Tuesday, July 14, 2009

Invisible Borders

According to my premise, if peace and love are the releasing and alignment of free energy, understanding is the necessary application used to release free energy from perceptual molds which hold human beings socially captive and in an illusory state of segregation.

Since understanding is the key which unlocks peace and love, and understanding can be likened to building bridges across segregated units of identity or culture, crossing borders is an inevitable practice for anyone undertaking such a treacherous task.

There are many degradations of borders, from gross to very subtle. For instance, when I drove from the US to Canada there was a very concrete, hard to miss, border complete with barricades and border guards. When I traveled from Arizona to California, there was another border, but less obtuse, mostly signified by a welcome sign neatly tucked away at the side of the road.

There are also social borders, class borders, gender borders, generational borders, sexual borders, and many more, I'm sure, not mentioned here.

The more subtle a border, the more powerful its capacity to keep things separated, because it is hard to be cognizant of the fact that it exists.

Therefore, the invisible borders are the ones that are the most difficult to navigate.

I will say that my vision of peace-making is not the erasing of borders, but rather the building of bridges between borders that otherwise can't allow a person to cross smoothly from one unit of identity to the next.

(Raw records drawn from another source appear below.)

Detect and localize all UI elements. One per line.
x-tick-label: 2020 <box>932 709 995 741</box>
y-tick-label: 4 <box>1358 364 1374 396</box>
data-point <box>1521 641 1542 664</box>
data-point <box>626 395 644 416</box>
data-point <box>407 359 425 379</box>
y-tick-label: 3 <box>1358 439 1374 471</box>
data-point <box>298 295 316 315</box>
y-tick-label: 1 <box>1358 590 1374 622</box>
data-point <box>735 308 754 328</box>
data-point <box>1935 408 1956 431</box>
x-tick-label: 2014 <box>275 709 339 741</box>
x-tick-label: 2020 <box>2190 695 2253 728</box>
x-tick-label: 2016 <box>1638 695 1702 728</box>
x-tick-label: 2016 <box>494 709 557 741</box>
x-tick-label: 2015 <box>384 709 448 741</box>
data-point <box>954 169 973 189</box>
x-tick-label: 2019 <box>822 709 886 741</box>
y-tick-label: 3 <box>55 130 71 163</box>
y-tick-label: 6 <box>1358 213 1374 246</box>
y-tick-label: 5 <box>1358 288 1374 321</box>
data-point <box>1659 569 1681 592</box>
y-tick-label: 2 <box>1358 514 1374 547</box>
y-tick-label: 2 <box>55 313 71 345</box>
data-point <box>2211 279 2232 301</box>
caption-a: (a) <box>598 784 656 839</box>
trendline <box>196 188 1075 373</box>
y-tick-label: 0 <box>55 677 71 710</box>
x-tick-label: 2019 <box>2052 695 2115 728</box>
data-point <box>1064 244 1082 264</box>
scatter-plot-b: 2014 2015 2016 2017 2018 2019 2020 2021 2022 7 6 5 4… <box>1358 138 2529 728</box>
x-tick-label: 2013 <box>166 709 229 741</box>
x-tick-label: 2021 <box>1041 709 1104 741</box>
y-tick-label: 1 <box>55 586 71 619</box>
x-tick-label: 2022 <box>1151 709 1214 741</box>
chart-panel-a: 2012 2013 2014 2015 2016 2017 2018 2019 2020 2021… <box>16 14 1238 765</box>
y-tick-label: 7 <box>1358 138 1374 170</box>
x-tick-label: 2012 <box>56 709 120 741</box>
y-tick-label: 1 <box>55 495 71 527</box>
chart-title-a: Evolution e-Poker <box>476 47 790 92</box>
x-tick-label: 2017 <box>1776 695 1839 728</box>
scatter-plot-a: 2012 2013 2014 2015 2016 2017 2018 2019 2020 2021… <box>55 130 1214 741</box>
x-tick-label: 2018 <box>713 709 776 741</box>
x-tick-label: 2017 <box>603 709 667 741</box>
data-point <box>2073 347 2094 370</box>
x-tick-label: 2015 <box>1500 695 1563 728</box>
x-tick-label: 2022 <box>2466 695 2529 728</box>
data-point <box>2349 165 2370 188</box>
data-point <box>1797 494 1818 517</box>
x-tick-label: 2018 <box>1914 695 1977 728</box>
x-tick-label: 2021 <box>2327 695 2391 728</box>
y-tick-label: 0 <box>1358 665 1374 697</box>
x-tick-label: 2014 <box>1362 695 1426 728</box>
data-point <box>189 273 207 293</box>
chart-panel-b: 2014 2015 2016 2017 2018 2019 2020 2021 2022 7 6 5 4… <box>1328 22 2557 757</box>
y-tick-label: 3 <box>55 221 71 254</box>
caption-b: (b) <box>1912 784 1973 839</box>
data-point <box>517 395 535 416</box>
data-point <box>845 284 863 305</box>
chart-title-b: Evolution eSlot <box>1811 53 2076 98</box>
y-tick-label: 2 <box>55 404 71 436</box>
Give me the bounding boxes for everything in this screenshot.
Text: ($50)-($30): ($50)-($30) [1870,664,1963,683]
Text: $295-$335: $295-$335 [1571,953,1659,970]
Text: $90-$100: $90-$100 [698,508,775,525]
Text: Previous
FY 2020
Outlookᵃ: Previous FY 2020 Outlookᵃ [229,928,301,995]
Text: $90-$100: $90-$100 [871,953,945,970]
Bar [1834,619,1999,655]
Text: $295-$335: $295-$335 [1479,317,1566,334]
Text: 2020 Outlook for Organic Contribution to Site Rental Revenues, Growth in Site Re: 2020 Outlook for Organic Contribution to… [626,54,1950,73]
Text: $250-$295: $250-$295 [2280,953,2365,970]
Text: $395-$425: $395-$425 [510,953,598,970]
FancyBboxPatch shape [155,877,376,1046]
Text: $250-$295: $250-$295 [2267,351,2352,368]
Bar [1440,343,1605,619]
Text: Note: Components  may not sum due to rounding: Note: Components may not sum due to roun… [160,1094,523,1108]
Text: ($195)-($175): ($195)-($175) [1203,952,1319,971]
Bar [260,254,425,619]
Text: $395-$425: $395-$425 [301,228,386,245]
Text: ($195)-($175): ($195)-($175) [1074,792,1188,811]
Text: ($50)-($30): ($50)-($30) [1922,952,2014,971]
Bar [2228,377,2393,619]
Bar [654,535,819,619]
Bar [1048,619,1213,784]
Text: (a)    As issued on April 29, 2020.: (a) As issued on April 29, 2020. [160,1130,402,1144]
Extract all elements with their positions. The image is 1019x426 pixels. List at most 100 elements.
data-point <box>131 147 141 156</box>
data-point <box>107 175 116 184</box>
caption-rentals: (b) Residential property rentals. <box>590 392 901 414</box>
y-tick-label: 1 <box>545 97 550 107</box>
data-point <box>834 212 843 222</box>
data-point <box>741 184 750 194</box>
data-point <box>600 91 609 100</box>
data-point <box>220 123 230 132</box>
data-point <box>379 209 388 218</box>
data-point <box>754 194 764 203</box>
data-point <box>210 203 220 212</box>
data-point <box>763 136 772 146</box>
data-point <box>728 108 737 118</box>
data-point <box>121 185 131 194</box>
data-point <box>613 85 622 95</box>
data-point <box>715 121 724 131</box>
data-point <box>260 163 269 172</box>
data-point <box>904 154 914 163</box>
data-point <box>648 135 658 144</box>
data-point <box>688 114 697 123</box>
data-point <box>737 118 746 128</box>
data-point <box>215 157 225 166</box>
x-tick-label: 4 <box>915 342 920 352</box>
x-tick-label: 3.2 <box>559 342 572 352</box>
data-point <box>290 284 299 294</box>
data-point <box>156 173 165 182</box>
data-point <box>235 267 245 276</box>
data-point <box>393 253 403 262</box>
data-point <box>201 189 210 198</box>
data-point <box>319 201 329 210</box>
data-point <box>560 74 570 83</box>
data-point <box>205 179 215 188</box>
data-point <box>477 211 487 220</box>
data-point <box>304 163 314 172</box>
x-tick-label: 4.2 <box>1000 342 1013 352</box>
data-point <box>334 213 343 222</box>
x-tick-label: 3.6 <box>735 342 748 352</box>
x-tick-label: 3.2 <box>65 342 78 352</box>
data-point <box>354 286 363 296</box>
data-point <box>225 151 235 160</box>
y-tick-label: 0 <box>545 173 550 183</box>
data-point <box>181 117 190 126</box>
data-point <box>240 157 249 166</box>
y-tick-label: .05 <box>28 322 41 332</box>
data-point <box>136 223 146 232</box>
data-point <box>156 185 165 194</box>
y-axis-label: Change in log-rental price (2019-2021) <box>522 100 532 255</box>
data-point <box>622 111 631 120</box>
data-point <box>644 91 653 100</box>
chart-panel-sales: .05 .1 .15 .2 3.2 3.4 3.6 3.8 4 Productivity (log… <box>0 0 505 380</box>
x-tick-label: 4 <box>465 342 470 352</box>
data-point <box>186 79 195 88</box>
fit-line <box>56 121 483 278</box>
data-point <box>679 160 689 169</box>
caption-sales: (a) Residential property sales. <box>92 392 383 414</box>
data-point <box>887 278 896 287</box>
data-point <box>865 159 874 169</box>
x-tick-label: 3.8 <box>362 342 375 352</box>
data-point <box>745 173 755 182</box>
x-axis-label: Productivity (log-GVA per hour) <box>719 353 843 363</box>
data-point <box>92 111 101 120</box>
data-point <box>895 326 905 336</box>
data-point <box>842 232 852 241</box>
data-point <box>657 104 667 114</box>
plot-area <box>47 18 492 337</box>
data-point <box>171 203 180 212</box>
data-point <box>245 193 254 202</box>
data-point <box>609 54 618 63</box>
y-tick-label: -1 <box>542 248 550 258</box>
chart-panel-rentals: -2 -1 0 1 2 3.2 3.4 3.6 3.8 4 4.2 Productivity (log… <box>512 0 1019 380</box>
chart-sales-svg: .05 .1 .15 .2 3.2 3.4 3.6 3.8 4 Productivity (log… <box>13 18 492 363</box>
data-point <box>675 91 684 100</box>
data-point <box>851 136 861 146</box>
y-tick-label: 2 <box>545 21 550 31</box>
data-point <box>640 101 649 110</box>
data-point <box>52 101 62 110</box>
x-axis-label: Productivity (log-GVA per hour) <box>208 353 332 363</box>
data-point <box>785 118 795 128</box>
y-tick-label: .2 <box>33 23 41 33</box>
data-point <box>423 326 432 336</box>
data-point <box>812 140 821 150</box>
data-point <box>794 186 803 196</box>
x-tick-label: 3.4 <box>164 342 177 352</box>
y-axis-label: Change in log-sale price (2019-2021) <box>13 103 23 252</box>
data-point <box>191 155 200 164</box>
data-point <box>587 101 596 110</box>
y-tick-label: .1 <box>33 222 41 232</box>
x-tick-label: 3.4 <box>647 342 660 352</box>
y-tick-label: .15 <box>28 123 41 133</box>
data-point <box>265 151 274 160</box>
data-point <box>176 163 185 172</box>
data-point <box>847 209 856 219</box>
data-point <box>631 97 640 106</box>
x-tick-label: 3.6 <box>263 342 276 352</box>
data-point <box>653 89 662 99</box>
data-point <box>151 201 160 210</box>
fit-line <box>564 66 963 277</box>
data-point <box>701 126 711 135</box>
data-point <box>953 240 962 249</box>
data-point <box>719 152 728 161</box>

So it's more like making a quilt, or patching together a puzzle.

Each time one crosses a border, one's own horizon and perimeter of self expands, as the capacity to understand diverse units of identity expands.

Every time we cross a border, we have the power to build a bridge.

The invisible borders, are the borders we take for granted. They exist between us and the people we love.

To promote understanding, one has to constantly evaluate one's own invisible borders.
These are the questions the invisible borders evoke. Where is the segregation in a situation that doesn't overtly account for any segregation?